“I do not wish to have an encounter with the police right now. Am I free to leave?”
That’s advice from Judge Janice Rogers Brown about what to say to police on patrol in Washington for illegal guns. According to The National Law Journal, Brown urged citizens to address officers “firmly, politely, respectfully,” but to exercise their right to end what are supposed to be voluntary encounters with law enforcement.
Brown was part of a three-judge panel in the U.S. Court of Appeals for the D.C. Circuit that said members of the Metropolitan Police Department’s Gun Recovery Unit were allowed to approach people on the street to ask if they were carrying contraband and if they would consent to a search.
But Brown, writing a separate concurring opinion, expressed her unhappiness with the situation.
“Our jurisprudence perpetuates a fiction of voluntary consent where none exists,” Brown wrote.
Confronted by police officers in tactical gear who might use a refusal or other reaction as justification to conduct a search anyway, Brown said, the person being questioned in fact had little choice about whether to comply.

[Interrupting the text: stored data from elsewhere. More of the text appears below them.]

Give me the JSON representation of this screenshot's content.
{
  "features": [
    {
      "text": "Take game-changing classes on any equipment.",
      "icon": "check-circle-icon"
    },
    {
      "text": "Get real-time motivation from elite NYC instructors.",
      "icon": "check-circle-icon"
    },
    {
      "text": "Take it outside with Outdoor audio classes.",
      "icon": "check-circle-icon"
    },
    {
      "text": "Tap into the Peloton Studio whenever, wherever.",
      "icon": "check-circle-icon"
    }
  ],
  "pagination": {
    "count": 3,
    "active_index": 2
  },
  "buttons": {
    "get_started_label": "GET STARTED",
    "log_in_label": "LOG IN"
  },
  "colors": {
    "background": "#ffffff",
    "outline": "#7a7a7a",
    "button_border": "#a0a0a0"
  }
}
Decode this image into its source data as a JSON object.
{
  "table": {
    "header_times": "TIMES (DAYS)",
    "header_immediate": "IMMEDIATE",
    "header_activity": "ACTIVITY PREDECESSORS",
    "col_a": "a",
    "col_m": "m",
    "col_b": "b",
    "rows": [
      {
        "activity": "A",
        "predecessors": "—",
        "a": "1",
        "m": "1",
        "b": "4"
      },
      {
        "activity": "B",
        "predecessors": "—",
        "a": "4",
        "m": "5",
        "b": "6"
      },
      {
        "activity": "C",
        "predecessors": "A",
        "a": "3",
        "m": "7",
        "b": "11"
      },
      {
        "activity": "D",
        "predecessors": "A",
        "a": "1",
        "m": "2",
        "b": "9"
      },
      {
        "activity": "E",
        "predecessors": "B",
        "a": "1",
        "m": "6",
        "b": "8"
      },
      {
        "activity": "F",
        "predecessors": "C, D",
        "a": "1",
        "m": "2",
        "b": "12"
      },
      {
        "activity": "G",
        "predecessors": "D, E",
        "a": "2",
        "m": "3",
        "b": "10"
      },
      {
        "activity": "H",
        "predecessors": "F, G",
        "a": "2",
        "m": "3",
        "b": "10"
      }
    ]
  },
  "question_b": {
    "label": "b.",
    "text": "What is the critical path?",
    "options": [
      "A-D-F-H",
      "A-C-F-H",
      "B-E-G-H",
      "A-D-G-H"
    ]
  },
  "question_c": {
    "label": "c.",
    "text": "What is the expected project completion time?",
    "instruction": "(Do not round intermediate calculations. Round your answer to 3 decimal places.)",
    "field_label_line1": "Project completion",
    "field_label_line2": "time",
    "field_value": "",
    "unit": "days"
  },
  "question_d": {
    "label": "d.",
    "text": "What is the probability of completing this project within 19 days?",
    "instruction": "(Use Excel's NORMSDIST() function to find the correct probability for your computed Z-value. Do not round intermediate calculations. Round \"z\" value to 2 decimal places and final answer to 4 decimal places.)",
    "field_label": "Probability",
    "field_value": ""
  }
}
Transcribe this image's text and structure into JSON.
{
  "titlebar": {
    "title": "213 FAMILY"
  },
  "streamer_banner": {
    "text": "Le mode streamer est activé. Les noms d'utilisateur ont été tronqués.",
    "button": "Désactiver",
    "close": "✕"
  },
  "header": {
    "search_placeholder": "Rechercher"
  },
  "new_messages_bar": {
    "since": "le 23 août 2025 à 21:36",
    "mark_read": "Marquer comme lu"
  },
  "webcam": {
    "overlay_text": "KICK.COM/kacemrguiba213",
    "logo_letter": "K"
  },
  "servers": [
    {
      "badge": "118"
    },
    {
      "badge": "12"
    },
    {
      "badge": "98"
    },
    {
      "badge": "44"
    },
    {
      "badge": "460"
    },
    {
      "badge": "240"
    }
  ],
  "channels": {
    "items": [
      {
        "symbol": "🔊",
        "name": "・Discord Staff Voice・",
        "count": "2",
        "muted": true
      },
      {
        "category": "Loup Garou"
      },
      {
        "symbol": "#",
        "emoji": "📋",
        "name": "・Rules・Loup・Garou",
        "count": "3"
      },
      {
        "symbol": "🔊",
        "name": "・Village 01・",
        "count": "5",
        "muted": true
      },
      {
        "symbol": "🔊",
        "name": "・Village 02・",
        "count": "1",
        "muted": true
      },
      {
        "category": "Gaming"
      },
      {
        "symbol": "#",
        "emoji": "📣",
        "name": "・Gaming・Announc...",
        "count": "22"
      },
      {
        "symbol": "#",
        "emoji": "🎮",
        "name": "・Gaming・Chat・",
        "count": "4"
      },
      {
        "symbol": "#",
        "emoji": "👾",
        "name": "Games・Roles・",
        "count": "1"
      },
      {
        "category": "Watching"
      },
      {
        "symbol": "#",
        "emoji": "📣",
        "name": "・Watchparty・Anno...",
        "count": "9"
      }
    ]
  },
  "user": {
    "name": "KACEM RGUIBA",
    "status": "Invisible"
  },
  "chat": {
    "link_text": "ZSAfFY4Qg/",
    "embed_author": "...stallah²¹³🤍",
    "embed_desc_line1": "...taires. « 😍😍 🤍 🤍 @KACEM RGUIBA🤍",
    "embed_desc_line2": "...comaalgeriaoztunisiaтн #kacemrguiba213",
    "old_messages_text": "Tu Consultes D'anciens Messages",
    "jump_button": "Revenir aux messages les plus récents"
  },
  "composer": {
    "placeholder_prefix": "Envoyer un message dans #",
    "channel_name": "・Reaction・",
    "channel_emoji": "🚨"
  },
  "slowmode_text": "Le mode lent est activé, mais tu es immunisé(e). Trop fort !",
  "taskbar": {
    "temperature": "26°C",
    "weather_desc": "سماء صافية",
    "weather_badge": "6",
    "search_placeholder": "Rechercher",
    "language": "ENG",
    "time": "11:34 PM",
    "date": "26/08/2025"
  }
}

With the guise of voluntary consent stripped away, the reality of the District’s regime is revealed. It is a rolling roadblock that sweeps citizens up at random and subjects them to undesired police interactions culminating in a search of their persons and effects. If the Fourth Amendment is intended to offer meaningful protection in the context of Terry stops, the voluntary-consent exemption cannot be used to engage with members of the public en masse and at random to fabricate articulable suspicions for virtually every citizen officers encounter on patrol.
After offering her advice about what a person should say to police during such an encounter, Brown said that if an officer said the person was not free to leave, “then coercion will cease to masquerade as consent. Our courts will be forced, at last, to directly grapple with the reality of the District’s policy of routinized and involuntary seizures.”